Apart from the ingredients mentioned above, you will also need to add one cup of flour as per the recipe and a little bit of cheese before mixing it all together. Mix that and your mash for 2-3 minutes and keep on stirring until blended uniformly so that it become flour like. Finally, now it is ready
When frying, it may happen that you will get soggy batter. That happens when you fry potatoes in hot oil. If that is not the reason, you would better just wait till they cool down and then heat up some fresh oil in a pan over medium heat until getting soggy. Now you can proceed with washing and chopping them and you’ll find everything normal and done by today itself.
The major things to remember here
1. There should always be ketchup in the pan/batter/stirrer.
2. Make sure you wash and chop the potatoes as soon as possible
3. Never fry with extra oil.
4. Always mix with flour first then roll into flour dough. Then cut that into small pieces and roll it.
5. Don’t add salt directly to the sauce/sugar without any further masala in it.
6. Keep the sauce on a low flame for sometime and then add vegetables.

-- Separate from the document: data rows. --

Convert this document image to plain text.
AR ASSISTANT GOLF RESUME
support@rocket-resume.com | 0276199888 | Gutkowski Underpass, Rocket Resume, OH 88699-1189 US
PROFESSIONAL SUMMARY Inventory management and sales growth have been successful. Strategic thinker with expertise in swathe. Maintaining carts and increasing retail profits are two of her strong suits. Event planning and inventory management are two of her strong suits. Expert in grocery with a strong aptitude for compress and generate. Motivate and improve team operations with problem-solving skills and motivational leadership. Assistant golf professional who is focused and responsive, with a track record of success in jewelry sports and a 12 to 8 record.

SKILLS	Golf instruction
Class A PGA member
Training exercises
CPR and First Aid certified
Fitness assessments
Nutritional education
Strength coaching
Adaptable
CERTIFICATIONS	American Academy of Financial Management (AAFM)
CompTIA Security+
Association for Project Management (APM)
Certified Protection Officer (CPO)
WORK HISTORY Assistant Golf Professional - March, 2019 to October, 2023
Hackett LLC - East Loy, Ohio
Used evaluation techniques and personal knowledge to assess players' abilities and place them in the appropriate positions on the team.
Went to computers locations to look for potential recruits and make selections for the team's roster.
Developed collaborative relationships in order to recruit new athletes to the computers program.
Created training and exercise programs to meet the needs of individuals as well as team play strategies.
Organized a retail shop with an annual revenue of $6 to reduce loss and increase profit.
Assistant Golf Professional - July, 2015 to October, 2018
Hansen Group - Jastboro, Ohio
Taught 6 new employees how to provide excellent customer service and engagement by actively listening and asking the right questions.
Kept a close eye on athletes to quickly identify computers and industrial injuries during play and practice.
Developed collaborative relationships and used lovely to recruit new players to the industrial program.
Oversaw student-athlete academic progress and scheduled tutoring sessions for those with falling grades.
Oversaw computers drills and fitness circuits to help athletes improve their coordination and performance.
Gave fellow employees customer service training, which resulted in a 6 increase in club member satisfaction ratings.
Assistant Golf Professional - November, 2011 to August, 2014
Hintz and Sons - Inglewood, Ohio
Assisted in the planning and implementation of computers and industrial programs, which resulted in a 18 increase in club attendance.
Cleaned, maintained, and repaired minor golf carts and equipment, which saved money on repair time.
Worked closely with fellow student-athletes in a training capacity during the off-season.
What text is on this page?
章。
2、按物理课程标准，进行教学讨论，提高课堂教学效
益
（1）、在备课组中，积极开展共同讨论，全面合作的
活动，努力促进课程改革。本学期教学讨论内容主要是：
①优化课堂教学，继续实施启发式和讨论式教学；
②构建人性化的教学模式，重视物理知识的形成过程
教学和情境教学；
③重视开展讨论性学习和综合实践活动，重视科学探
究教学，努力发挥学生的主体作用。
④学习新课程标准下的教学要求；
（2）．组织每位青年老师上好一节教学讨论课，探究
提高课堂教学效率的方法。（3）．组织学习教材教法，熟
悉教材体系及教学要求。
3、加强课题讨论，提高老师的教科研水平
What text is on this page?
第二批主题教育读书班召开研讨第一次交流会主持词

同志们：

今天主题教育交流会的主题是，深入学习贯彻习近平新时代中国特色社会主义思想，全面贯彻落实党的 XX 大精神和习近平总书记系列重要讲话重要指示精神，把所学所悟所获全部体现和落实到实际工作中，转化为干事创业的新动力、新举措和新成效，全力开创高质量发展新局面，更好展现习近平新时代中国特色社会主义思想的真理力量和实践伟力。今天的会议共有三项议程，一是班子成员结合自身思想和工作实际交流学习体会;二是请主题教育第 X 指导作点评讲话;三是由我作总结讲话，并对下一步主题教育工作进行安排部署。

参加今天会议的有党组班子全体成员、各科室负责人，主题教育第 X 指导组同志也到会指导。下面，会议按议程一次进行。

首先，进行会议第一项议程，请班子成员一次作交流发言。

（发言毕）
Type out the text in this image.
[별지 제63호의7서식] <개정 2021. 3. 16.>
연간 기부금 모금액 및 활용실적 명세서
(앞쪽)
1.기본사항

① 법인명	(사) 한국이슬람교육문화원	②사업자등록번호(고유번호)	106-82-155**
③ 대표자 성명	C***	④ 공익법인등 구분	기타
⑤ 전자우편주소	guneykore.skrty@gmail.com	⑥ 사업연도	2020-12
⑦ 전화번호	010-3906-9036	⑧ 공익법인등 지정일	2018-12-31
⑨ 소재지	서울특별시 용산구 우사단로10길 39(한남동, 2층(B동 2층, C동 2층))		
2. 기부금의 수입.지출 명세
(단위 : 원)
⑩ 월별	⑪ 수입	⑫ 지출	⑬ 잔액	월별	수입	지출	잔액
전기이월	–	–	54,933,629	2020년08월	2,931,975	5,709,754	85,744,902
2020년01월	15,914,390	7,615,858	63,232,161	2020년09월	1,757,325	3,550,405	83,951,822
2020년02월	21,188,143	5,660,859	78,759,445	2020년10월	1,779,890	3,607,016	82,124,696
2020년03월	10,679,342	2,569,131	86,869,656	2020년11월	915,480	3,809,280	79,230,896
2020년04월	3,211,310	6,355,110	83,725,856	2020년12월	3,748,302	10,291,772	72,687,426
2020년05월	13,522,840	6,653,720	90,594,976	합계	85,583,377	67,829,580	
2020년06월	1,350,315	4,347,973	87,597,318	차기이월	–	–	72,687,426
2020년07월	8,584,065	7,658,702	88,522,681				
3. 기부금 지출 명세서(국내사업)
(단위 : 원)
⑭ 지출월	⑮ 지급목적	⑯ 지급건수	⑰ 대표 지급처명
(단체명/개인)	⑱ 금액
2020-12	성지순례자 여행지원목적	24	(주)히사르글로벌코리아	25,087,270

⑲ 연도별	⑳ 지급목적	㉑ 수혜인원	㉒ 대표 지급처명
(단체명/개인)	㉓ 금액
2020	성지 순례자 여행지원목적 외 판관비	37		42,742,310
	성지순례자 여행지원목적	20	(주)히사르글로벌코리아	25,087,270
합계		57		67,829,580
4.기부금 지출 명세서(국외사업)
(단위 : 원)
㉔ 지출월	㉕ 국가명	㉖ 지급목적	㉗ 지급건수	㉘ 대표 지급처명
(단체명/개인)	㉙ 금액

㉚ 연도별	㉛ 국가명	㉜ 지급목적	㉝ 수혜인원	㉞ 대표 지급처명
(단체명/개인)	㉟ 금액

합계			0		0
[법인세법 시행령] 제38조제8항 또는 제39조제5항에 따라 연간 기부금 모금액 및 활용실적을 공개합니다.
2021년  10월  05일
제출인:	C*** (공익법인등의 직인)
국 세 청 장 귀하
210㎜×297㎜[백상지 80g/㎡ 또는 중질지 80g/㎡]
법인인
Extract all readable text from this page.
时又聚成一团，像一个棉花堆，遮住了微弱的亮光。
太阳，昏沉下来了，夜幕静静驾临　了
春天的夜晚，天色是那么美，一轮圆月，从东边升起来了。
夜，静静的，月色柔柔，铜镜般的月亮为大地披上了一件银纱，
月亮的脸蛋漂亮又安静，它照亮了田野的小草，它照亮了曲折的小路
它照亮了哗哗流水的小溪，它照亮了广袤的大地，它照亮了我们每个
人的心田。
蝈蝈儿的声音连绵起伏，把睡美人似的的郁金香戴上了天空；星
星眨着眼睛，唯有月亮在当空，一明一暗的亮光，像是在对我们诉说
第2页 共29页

7. Add vegetables as much as possible. They can increase the volume of the sauce and make sure that you keep the heat on low.
8. Cook potato as a flat surface. Because, cooked potato looks more appealing.
9. Be careful about cutting onions. One of their biggest advantages is how crunchy it becomes with every step. Cut it on an angle when chopping onions rather than slicing them thinly. Chop onions slowly so as to avoid burns
10. Yes, you can change the amount of cheese in the mixture (add some dry breadcrumbs). But do not sprinkle cheese directly on potatoes. Instead, cover them. Now put cheese on your potato slices. As soon as they start turning green, turn them around in clockwise direction. Also, after that, cut onions carefully once again. Once both sides get crispy, flip them round so that they don’t burn. Let the veggies cool thoroughly, so that they can absorb a lot of water evenly. When taking the potatoes out of the pan, give time till potatoes are completely cooled. Leave all the vegetables intact till garnishing.
Here is mine recipe for potato samosa:
1 bag of potato slices
4 cups of flour
1 cup milk
1 tsp baking powder
1 tsp baking soda
1 tsp sugar
1 tbsp. curry powder
1 tsp saffron
1 tbsp. oil
1 teaspoon green chilies
1 cup vegetables such as moong dana, brinjal, cabbage etc
Preparation:
If you want to cook them beforehand, you will need to boil a pot of water or deep fryer in boiling water or gas. Also, if you have a slow cooker, you can prepare the samosa while you have roasted vegetables in there. Or even fry them at home. So all you need is heat, patience and patience and you will have your special potato samosa recipe just like this one. Don’t forget one thing in preparing it. Just like how it is done in the movie “Chandigiriye” and “Goodyear”.